Nearly 6 months after Free Mobile’s commercial launch, every week brings further aftershocks to the seismic shift it has triggered. The latest one occurred last week at the second operator SFR which lost its executive chairman and not-yet arrived new CEO as its parent company Vivendi intends to explore strategic options for the SFR unit.
This turmoil reflects both the significant impact Free Mobile has already had and the long term disruptive force it represents for the market structure. Despite operational hiccups at launch, Free had secured a 4% volume market at the end of March and an estimated 8% at the end of May. Although its value market share is significantly lower (estimated at 2.5% at the end of March), its extremely lean cost structure and disruption precedent in the DSL space (where it is currently holds a 25% market share) contribute to its long term competitive threat. In this context, other French mobile operators are adjusting to the new normal through various tactics.
Last Fall, they had all anticipated the Free Mobile launch by starting low cost second brands (Sosh for Orange, Red for SFR, B&You for Bouygues) to compete on prices. These brands were based on simplified offerings combining SIM only plans and online activation and support. However, the price plans of these offers did not match Free Mobile’s aggressiveness. All operators revamped their low cost offerings with quickly after Free’s launch with 30% to 40% price reductions, while not perfectly matching Free’s unlimited €19.99 monthly offer. Sosh from Orange has sought greatest differentiation from the Free Mobile offer with two cheaper plans that include limited calls but attractive data connectivity: a €9.90 plan with unlimited Facebook and Twitter usage through a dedicated application and a €14.90 plan with 1GB 3G data allowance and throttled speed beyond this allowance. It has also recently added unlimited SMS from any EU country and French Overseas Territories to its €24.90 unlimited plan that directly competes with Free’s reference offer. Overall, both Bouygues and Orange have announced they were satisfied with the commercial performance of their low cost brands, securing 330k and 350k subscribers respectively by the end of April.
Beyond those second brand tactics, established operators are also starting to make some adjustments on their main brands: interestingly, it is the incumbent operator Orange that led the most radical adjustments by streamlining its main brand offering down to only 3 plans and with a 20% price reduction across the board. While SFR and Bouygues were not as radical, they also started to make SIM-only offers available across their offers to compete with Free’s no handset subsidy strategy.
Operators have also begun to trim down their cost structures to adjust to expected lower revenues (Bouygues anticipates a 10% revenue decline this year). Both SFR and Bouygues announced significant cost reduction plans effective this year and involving at least 5% headcount reduction.

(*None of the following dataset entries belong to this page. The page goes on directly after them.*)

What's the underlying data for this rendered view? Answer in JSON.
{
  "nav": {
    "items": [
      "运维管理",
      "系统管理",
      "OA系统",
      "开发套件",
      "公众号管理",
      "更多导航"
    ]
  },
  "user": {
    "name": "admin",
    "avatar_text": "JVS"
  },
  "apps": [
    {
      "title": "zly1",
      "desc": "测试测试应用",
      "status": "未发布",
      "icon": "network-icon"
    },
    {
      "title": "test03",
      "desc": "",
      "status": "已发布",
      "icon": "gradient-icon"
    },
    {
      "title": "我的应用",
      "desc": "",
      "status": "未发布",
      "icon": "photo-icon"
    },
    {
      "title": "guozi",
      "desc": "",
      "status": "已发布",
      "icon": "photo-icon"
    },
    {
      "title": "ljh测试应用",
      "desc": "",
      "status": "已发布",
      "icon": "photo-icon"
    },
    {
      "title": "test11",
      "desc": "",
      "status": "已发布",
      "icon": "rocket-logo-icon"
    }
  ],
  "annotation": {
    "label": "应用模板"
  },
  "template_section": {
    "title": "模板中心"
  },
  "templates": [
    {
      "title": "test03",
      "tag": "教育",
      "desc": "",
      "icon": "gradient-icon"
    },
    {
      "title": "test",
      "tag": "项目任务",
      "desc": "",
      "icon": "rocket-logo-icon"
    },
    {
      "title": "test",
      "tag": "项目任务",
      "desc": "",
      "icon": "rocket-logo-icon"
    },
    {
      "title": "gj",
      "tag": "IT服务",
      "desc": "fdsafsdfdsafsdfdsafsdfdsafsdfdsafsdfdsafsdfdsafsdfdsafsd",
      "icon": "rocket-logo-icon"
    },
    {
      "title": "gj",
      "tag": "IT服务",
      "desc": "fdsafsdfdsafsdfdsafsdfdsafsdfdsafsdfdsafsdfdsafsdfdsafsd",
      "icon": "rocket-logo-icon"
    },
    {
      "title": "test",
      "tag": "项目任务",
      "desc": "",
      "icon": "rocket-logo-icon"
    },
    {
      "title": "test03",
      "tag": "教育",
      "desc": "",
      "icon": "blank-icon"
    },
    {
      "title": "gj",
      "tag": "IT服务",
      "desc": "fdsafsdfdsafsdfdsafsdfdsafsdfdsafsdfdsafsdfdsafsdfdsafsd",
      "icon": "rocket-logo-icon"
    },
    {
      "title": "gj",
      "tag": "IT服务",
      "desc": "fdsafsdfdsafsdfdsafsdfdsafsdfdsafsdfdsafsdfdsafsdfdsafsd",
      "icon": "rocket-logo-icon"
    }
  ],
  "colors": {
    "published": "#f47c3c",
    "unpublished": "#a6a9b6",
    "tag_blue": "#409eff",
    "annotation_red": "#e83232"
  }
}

Orange has not announced any cost reduction plan but is in a more favorable position as it will generate up to €2 billion wholesale revenues during the next three years, offering nationwide roaming to Free Mobile.
Finally, the three established mobile operators have announced they will accelerate their LTE rollout plans with an explicit objective to differentiate by selling higher quality data connectivity services at premium rates. Orange is already testing this “quality price elasticity” by offering HSPA+ access only to its highest paying customers (Origami Jet+ plan). Orange will roll out LTE in 5 major cities by the end of 2012 to launch commercial service. Bouygues and SFR have announced similar schedules with less detailed rollout plans. Meanwhile, Free Mobile LTE plans are sketchier: it has secured less limited spectrum than its competitors that could be sufficient for LTE offload in high traffic areas but it also hopes to secure a nationwide roaming agreement with Orange.
The new French mobile market landscape has not stabilized yet and the operational transitions initiated could pave the way to broader capitalistic adjustments at both Bouygues and SFR and even at the European level (see how the Orange Deutsche Telekom merger theme has reemerged). It could also make France a fertile experimentation ground for new carrier business and operational models geared for a post-voice and commoditized-data era.